WGS was performed before 5-azatidine treatment (baseline), in complete response (remission) and at disease progression (relapse). (a,b) Scatter plot of somatic variants identified at baseline, remission, and progression. Chromosomal location is color coded and the size of the object denotes its predicted impact on protein function. High impact variants are those that are predicted to have the highest likelihood of altering protein expression or function such as frameshifts or nonsense variants. Circles denote single-nucleotide variants and triangles denote insertions or deletions. (c,d) Scatter plot of all variants identified with Freebayes at baseline, remission, and progression. Chromosomal location is color coded. (e) Copy number changes as identified from whole-genome sequencing data using Sequenza.

Figure 6. Evolution of gene expression pattern on hypomethylating agent therapy.

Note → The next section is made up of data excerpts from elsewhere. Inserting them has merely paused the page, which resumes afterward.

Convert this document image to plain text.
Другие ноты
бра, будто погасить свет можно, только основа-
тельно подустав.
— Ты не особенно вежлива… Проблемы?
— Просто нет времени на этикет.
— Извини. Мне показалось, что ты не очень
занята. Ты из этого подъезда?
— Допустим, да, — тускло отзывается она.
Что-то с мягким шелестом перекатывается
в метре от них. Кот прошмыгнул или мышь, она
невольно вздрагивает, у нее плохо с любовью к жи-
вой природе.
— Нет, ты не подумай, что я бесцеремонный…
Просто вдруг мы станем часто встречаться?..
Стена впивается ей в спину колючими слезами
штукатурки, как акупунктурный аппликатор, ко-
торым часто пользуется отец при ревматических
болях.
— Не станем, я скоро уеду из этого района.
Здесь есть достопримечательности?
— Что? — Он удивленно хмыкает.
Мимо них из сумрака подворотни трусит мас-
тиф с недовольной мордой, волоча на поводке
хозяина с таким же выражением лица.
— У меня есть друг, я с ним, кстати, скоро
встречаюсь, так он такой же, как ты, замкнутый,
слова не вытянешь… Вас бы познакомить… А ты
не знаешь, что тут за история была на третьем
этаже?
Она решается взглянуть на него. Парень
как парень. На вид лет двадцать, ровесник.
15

Gene expression was analysed at two time points in sorted peripheral blood monocytes from 9 chronic myelomonocytic leukaemia patients, including three untreated and six treated with either azacytidine or decitabine. These cases were randomly selected in each group. Three treated patients remained stable on therapy (non-responders) whereas the three others were responders. In treated patients, the first sample was collected before treatment, the second one after at least 5 drug cycles and just before the next cycle. Volcano plots of genes differentially expressed between these two time points are shown in non-responders (a) and in responders (b). The name of the most differentially deregulated genes is indicated. No significant change in gene expression was detected in untreated patients analysed twice at an at least 5-month interval (see also Table 1). Each dot (N=24,563) represents a gene; green dots, padj ≤0.05, orange dots, abs (log₂ (fold change)) ≥1 and red dots, padj ≤0.05 and abs(log₂ (fold change)) ≥1. (c) Quantitative reverse transcriptase–PCR validation of the differential expression of 8 genes in 6 responders (3 studied by RNA sequencing in b and 3 additional cases) and 10 non-responders (3 studied by RNA sequencing in a and 7 additional cases). Normalizer gene, RPL32. Similar results were obtained with two other normalizer genes, GUS and HPRT (Supplementary Fig. 8). (d) Significant changes in pathways detected by analysing RNA sequencing data with Ingenuity (www.ingenuity.com/products/ipa).

Figure 7. Evolution of DNA methylation pattern on hypomethylating drug therapy.

Methylation was analysed at two time points in sorted monocytes from nine chronic myelomonocytic leukaemia patients, including three untreated and six treated with either azacytidine or decitabine. Three treated patients remained stable on therapy (non-responders) whereas the three others were responders. In treated patients, the first sample was collected before treatment, the second one after at least five drug cycles and just before the next cycle. (a,b) Chromosome ideograms representing differentially methylated regions (DMRs) in non-responders (a) and in responders (b) are shown. Reduction in DNA methylation is in green, whereas increased methylation is in pink. (c,d) Barplots showing the percentage of genomic regions with significant changes in DNA methylation in non-responders (c) and in responders (d) are also shown. No change was identified in the 3 untreated patients (Table 1). (e) Violin plots showing the evolution of global methylation change in each patient (untreated patients in grey, treated with a stable disease (non-responders) in blue, treated responders in red with the lighter color indicating the earliest analysis.

Figure 8. Relationship between changes in DNA methylation and in gene expression.

Venn diagrams of interactions between differentially methylated regions (DMR, red circles) and differentially expressed genes (upregulated in blue; downregulated in green) as defined in Fig. 5 (padj ≤0.05 and abs(log₂ (fold change)) ≥1).